Bergeming Berdenting

Aku bergeming mendengarmu berdenting
Waktu, bisakah engkau berhenti sejenak?
Sisaku dengannya tak banyak

Aku kembali bergeming
Sekarang bukan lagi sekarang
Jarum kian berdenting

Ingatanku bergeming bersamaku
tersesat diantara sekarang dan sekarang
Kemarin kusebut sekarang
detik ini kusebut sekarang

Waktu, bisakah kau berhenti sejenak?

Kulihat tubuhku tergeletak, berhenti berdetak

Waktu tiada lagi membuatku bergeming,
berhenti berdenting

Friday, September 20, 2013

Kupetik Purnama

Sesekali ingin kupetik purnama
Kusematkan pelan-pelan di dada
Kemudian kian berdegup
Kupeluk erat sebelum mata hati meredup

Wednesday, September 18, 2013

Sisa Mimpi Semalam

Kerlip lampu membentuk bibir tawamu
Hanya itu yang tersisa
Bersama aromamu
Sisa mimpi semalam

Tawamu seringkali menemani
Dalam diamku, kerut keningku
Dalam pelukan malamku

Aku terlanjur membunuhmu
Menancapkan belati ke ulu hati
Aku terlanjur tertawa riang saat kau menghilang

Kini, nanti, tawamu terus menghampiri
Melilit nurani, sesaat pergi kemudian datang lagi
Setiap pagi, bersama secangkir kopi
Menghirup aromamu
Sisa mimpi semalam

Monday, June 17, 2013

Terpeluk Malam

Bertelanjang tatapan
Aku terjebak dalam lorong-lorong matamu
Kelopaknya menaungi

Kata-kata malu bersembunyi dibalik pelukan
Lelah berbalut sunyi

Aku dan kamu
Terpeluk malam
Sampai pagi

Saturday, March 30, 2013

Dari Mata Turun ke Bibir


Di hadapan layar, jemariku  beku.

“Cerita tentang kita, sayangku.”

Hanya kata-kata itu yang terngiang,menggema di kepala. Aku melihat potongan-potongan film berkelebat, membentuk puzzle yang semakin lama semakin lengkap. Aku ingat semuanya, bahkan jumlah tetesan keringatmu saat kita berkencan kala panas menyengat. Hanya saja, aku tak bisa menuliskannya untukmu. Aku banyak menulis kisah. Entah. Kisah kita, aku tak sanggup.

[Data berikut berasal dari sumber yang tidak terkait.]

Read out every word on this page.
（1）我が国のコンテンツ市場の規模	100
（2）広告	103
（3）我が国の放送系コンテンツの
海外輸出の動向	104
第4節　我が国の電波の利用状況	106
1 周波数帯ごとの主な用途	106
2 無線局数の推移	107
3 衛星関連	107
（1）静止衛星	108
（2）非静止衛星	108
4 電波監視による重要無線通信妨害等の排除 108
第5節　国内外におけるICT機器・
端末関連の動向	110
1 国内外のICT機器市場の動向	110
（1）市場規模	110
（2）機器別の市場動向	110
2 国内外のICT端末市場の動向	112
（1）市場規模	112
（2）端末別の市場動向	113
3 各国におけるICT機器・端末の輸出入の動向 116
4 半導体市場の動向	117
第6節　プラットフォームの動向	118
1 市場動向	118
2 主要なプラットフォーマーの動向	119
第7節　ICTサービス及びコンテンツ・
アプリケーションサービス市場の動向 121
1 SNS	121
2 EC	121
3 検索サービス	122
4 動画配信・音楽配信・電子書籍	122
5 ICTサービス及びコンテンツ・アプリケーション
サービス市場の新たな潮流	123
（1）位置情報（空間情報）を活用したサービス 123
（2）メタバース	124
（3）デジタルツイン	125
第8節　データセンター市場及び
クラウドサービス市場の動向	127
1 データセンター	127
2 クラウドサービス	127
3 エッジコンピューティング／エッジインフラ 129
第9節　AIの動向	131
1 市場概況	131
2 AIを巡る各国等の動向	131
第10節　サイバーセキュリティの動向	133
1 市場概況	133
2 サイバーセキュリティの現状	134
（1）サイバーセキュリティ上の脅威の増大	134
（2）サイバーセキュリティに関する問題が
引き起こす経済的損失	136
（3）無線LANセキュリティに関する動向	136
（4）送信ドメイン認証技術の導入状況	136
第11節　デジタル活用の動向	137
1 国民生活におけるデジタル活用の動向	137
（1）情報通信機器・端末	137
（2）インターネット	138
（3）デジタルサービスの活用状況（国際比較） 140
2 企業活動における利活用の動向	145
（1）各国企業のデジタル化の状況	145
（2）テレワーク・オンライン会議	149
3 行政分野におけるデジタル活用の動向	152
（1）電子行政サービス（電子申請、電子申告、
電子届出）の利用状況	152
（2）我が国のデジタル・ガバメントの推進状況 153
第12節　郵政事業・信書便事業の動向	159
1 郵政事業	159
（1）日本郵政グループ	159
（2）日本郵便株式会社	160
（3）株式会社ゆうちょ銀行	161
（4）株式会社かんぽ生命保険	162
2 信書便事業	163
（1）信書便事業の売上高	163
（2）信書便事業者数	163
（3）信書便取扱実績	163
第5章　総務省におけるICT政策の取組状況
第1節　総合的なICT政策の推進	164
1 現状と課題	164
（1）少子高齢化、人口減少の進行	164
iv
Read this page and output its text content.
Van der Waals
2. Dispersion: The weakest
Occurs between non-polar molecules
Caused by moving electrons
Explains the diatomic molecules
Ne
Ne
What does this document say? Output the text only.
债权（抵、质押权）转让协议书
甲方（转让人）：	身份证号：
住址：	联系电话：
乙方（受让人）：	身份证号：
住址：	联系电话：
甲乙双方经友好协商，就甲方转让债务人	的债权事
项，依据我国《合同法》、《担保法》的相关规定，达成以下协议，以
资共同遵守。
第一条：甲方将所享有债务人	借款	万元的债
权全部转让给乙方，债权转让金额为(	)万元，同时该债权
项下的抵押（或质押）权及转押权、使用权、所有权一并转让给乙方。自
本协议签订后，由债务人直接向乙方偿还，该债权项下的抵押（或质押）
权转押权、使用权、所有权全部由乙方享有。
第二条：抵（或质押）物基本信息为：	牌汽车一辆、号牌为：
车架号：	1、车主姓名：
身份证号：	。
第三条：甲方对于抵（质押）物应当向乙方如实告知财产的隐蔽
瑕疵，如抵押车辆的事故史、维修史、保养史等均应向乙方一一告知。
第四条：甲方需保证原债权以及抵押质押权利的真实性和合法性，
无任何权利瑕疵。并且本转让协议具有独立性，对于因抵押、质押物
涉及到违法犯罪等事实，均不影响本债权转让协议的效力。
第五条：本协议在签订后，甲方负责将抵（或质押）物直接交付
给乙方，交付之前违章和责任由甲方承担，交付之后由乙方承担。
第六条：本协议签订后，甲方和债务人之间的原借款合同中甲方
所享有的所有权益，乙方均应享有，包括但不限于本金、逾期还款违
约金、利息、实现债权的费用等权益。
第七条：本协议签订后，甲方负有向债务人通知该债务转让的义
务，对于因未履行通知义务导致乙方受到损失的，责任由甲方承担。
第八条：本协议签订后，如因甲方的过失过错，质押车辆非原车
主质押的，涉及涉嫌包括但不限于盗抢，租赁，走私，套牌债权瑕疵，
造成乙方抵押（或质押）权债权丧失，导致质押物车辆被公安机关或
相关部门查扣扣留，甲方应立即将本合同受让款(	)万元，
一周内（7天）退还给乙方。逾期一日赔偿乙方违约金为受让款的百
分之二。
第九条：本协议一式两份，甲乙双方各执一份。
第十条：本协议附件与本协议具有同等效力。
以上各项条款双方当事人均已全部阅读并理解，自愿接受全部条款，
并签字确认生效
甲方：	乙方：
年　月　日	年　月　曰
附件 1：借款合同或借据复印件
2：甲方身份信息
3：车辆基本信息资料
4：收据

Kembali kutatap layar, jemariku beku.

“Sudah kau tuliskan, sayang?”

“Sudah kutulis habis. Bacalah.”

“Mana? Layarmu kosong.”

Aku terdiam. Menatapmu. Penuh.

“Sudah kutulis habis. Percayalah.”

Kamu terdiam. Keningmu berkerut. 

Aku tersenyum. Menatapmu. Penuh.

“Baca wajahku dengan seksama. Setiap liku kisah kita tertulis pada lipatan kening dan mata. Sedangkan bibir, menulis apa yang kurasa. Tanpa tersisa.”

Kamu tersenyum. Mengecupku. Dari mata turun ke bibir.

Saturday, March 23, 2013

Mimi lan Mintuno (Sesederhana Makan Pagi)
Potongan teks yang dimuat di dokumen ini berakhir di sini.